俺はそういってポケットからホルダーを取り出し、認可証ライセンスとバッジを

広げ、モニター画面にかざした。


 少し間はあったが、向こうから同じ声で、


”はい、伺っております。どうぞお入りください。”


 と回答が返ってくると、二重になっていた目の前のガラスの扉が開く。


 フロアの正面には大型のエレベーターが二基ある。

 俺は右側を選択し、中に乗り込むと、操作パネルで指定の階(最上階だ)を押すと、エレベーターはそのまま止まることなく、一直線に上がっていった。


 ドアが開くと、そこも、俺のビルよりは遥かにましな景色がずっと続いている。


 廊下を歩き、指定の部屋番号の前で足を止め、インターフォンを押すと、先ほどと同じ声が返って来た。

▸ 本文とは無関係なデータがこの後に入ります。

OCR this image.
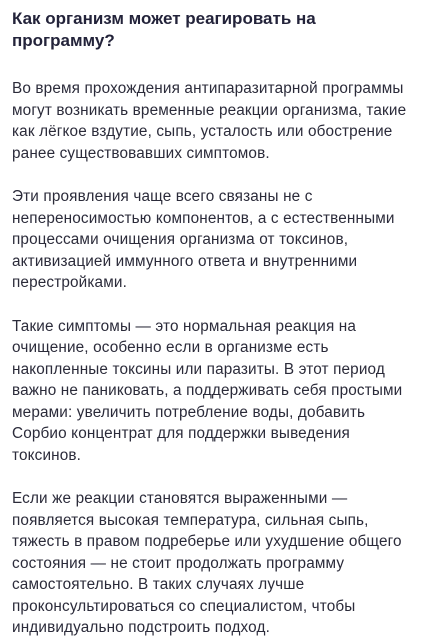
Как организм может реагировать на программу?

Во время прохождения антипаразитарной программы могут возникать временные реакции организма, такие как лёгкое вздутие, сыпь, усталость или обострение ранее существовавших симптомов.

Эти проявления чаще всего связаны не с непереносимостью компонентов, а с естественными процессами очищения организма от токсинов, активизацией иммунного ответа и внутренними перестройками.

Такие симптомы — это нормальная реакция на очищение, особенно если в организме есть накопленные токсины или паразиты. В этот период важно не паниковать, а поддерживать себя простыми мерами: увеличить потребление воды, добавить Сорбио концентрат для поддержки выведения токсинов.

Если же реакции становятся выраженными — появляется высокая температура, сильная сыпь, тяжесть в правом подреберье или ухудшение общего состояния — не стоит продолжать программу самостоятельно. В таких случаях лучше проконсультироваться со специалистом, чтобы индивидуально подстроить подход.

 もう一度俺はドアの真ん中ののぞき穴に認可証ライセンスと、バッジをかざす。


 チェーンを外す音が聞こえ、ドアが開いた。


 中から顔を出したのは、俺の想像通り、20代半ばほどのメガネをかけた、茶色のトレーナーにジーンズというラフな服装に銀縁眼鏡、黒い髪の毛を肩まで伸ばした色白の女性が立っていた。


『ええと、漫画家のくろだ薫さんにお会いしたいんですが、今、お仕事中ですか?』


『え、いいえ?私がくろだ薫ですが?』


 彼女は極めて自然な口調で、むしろ俺がそう聞いたのが不思議であるかのように堪えた。。


『とにかく中へどうぞ』

 彼女はそう言って、俺を部屋に案内してくれる。


 2LDKといったところだろう。


 真ん中にリビングのような広い部屋があり、そこには事務用の机が三つ、コの字型に配置してある。

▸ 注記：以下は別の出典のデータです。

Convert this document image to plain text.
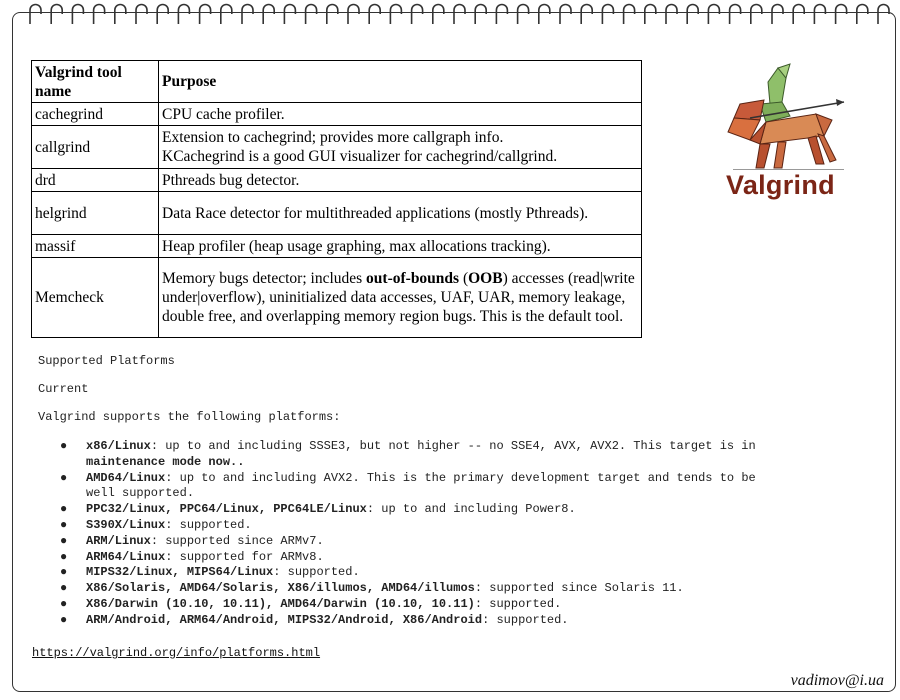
Valgrind tool name	Purpose
cachegrind	CPU cache profiler.
callgrind	Extension to cachegrind; provides more callgraph info.
KCachegrind is a good GUI visualizer for cachegrind/callgrind.
drd	Pthreads bug detector.
helgrind	Data Race detector for multithreaded applications (mostly Pthreads).
massif	Heap profiler (heap usage graphing, max allocations tracking).
Memcheck	Memory bugs detector; includes out-of-bounds (OOB) accesses (read|write under|overflow), uninitialized data accesses, UAF, UAR, memory leakage, double free, and overlapping memory region bugs. This is the default tool.
Valgrind
Supported Platforms
Current
Valgrind supports the following platforms:
● x86/Linux: up to and including SSSE3, but not higher -- no SSE4, AVX, AVX2. This target is in
maintenance mode now..
● AMD64/Linux: up to and including AVX2. This is the primary development target and tends to be
well supported.
● PPC32/Linux, PPC64/Linux, PPC64LE/Linux: up to and including Power8.
● S390X/Linux: supported.
● ARM/Linux: supported since ARMv7.
● ARM64/Linux: supported for ARMv8.
● MIPS32/Linux, MIPS64/Linux: supported.
● X86/Solaris, AMD64/Solaris, X86/illumos, AMD64/illumos: supported since Solaris 11.
● X86/Darwin (10.10, 10.11), AMD64/Darwin (10.10, 10.11): supported.
● ARM/Android, ARM64/Android, MIPS32/Android, X86/Android: supported.
https://valgrind.org/info/platforms.html
vadimov@i.ua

 彼女によると、ここは仕事場なんだそうで、とりあえず今は新作の入稿が終わったばかりだから、二人いるアシスタントも帰宅していないという。


 漫画家の仕事場なんかに入るのは生まれて初めての経験だ。


 想像ではもっと雑然としたイメージがあったのだが、それほどひどくもない。

 机の上には道具類が置かれてあったが、整理整頓はなされているし、壁際に並べられた本棚には、資料やら、これまで彼女が出版した単行本、作品が載った雑誌などが、整然と並べられてあった。


『今月新しく出た新刊のコミックです』自分の机に置かれてあった本を、手ずから俺に渡してくれた。


 表紙は何てことのない、大人しやかなものである。

”あなたと私、秘密の時間”

 とあり、清純そうな女性がこちらに向けて微笑んでいる。

 

 しかし、中を見ると・・・・


 まあ、これ以上は言うまい。

 つまりは”アダルトコミック”

 そう言う事だ。

 

 そのコミックは、何でも青年向け(こんな漫画、男しか読まんだろう)の漫画雑誌に短編ばかりを連載したものをまとめたもので、ストーリーは殆ど同じだ。


『人妻と年下の男性の不倫』

『年配の男性と若い女性(というより女子高生)の不倫』

 という、もっぱら不倫ものばかりで、それが繊細なタッチで、それでいてかなりリアルに描写されている。


”なるほど、堅物の平賀センセイが口ごもったのも分らんでもない”


 俺は頭の中で呟いた。


 俺は渡された漫画と、目の前に立っている作家とのギャップを見比べた。